今天她們對我愛搭不理,趕明兒我就讓藍家大房高攀不起!就算讓藍衣給你做妾,我都不會輕意答應!竟敢給臉不要臉,真是不知道‘官’字怎么寫?讓她們知道知道‘官’字有倆口,說話有兩手!回頭我就讓她們家后悔!”老姑奶奶心里很是氣不氛,又不得不苦口婆心的哄著自己最寶貝的大孫子。
正月初二這一天,村里的媳婦帶孩子回娘家拜年的日子。老姑奶奶沒有等到自家老爺子派人來接自己一家人,卻等來了官差大人。原來,不知道誰給受害人家屬,出了主意。讓對方拿著狀紙去京都城里告御狀。
結果走到半路省城就碰到了,明查暗訪的巡按大人。巡按大人當場就過問了這個案子。這不,把自家老爺的官職也給革職了。就連兒子的秀才身份也給抹除了,并且終生不得參加科考。
把以前一個富戶送的宅子也給沒收了。現在一家人都被趕了出去。對方還說:生為一縣之主,不管好自己的孫子,盡然縱容孫子草菅人命,知法犯法。

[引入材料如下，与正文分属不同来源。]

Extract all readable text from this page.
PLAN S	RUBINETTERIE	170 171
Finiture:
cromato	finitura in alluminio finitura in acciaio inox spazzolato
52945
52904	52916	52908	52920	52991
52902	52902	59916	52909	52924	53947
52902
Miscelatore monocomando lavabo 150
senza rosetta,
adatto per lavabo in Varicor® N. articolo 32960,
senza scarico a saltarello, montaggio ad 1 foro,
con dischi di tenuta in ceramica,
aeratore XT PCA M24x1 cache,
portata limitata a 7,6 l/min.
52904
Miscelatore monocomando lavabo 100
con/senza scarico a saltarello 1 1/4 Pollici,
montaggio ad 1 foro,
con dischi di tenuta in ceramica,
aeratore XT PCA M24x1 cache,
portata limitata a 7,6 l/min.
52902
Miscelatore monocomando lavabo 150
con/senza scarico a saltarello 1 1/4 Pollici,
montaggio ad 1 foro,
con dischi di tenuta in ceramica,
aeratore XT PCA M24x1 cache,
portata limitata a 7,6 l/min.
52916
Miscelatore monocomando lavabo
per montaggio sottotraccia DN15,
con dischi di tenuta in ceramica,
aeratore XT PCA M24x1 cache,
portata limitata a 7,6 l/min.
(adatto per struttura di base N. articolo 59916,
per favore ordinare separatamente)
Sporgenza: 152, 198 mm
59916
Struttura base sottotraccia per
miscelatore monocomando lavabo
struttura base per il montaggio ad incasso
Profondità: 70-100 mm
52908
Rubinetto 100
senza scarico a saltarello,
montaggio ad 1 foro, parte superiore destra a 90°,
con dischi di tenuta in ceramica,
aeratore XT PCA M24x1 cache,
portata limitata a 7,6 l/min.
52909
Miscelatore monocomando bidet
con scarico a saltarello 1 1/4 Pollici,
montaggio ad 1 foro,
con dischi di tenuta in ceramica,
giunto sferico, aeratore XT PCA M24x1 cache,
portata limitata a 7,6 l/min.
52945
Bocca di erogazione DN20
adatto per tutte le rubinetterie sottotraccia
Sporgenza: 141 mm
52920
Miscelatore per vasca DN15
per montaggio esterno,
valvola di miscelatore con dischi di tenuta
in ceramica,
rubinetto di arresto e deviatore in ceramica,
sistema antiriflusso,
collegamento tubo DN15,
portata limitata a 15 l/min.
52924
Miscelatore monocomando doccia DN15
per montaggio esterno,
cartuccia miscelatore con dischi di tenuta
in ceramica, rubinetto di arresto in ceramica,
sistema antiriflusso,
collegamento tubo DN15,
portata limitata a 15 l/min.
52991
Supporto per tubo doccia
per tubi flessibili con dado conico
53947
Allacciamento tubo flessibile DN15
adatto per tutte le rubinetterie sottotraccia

現在老姑奶奶的丈夫還在大牢里押著呢!
老姑奶奶見到兇神惡煞般的官差,拿起鐵鏈就把大孫子給拷住了。直嚇得趙飛揚臉都變色兒了,大聲喊道:“祖母奶奶救我,快救救揚哥兒呀!孫兒不想坐牢!
娘,我錯了!你快幫我想想辦法,救救我呀,我不要被他們帶走呀?”趙飛揚現在這才知道后悔,可是已經悔之晚已。老姑奶奶藍鳳婷當場就暈過去了。她兒媳婦張玉環,情急之下塞給人家官差好大一塊銀子,人家才告訴她們實情。
就這樣趙飛揚就在大年初二這天,一大早就被官差給帶走了。張玉環和老姑奶奶哭的是死去活來。趙媛媛冷冷的看著自己的祖母和娘親。心中很是不屑,哭,就知道哭。哭有什么用?哭就能救出祖父和哥哥嗎?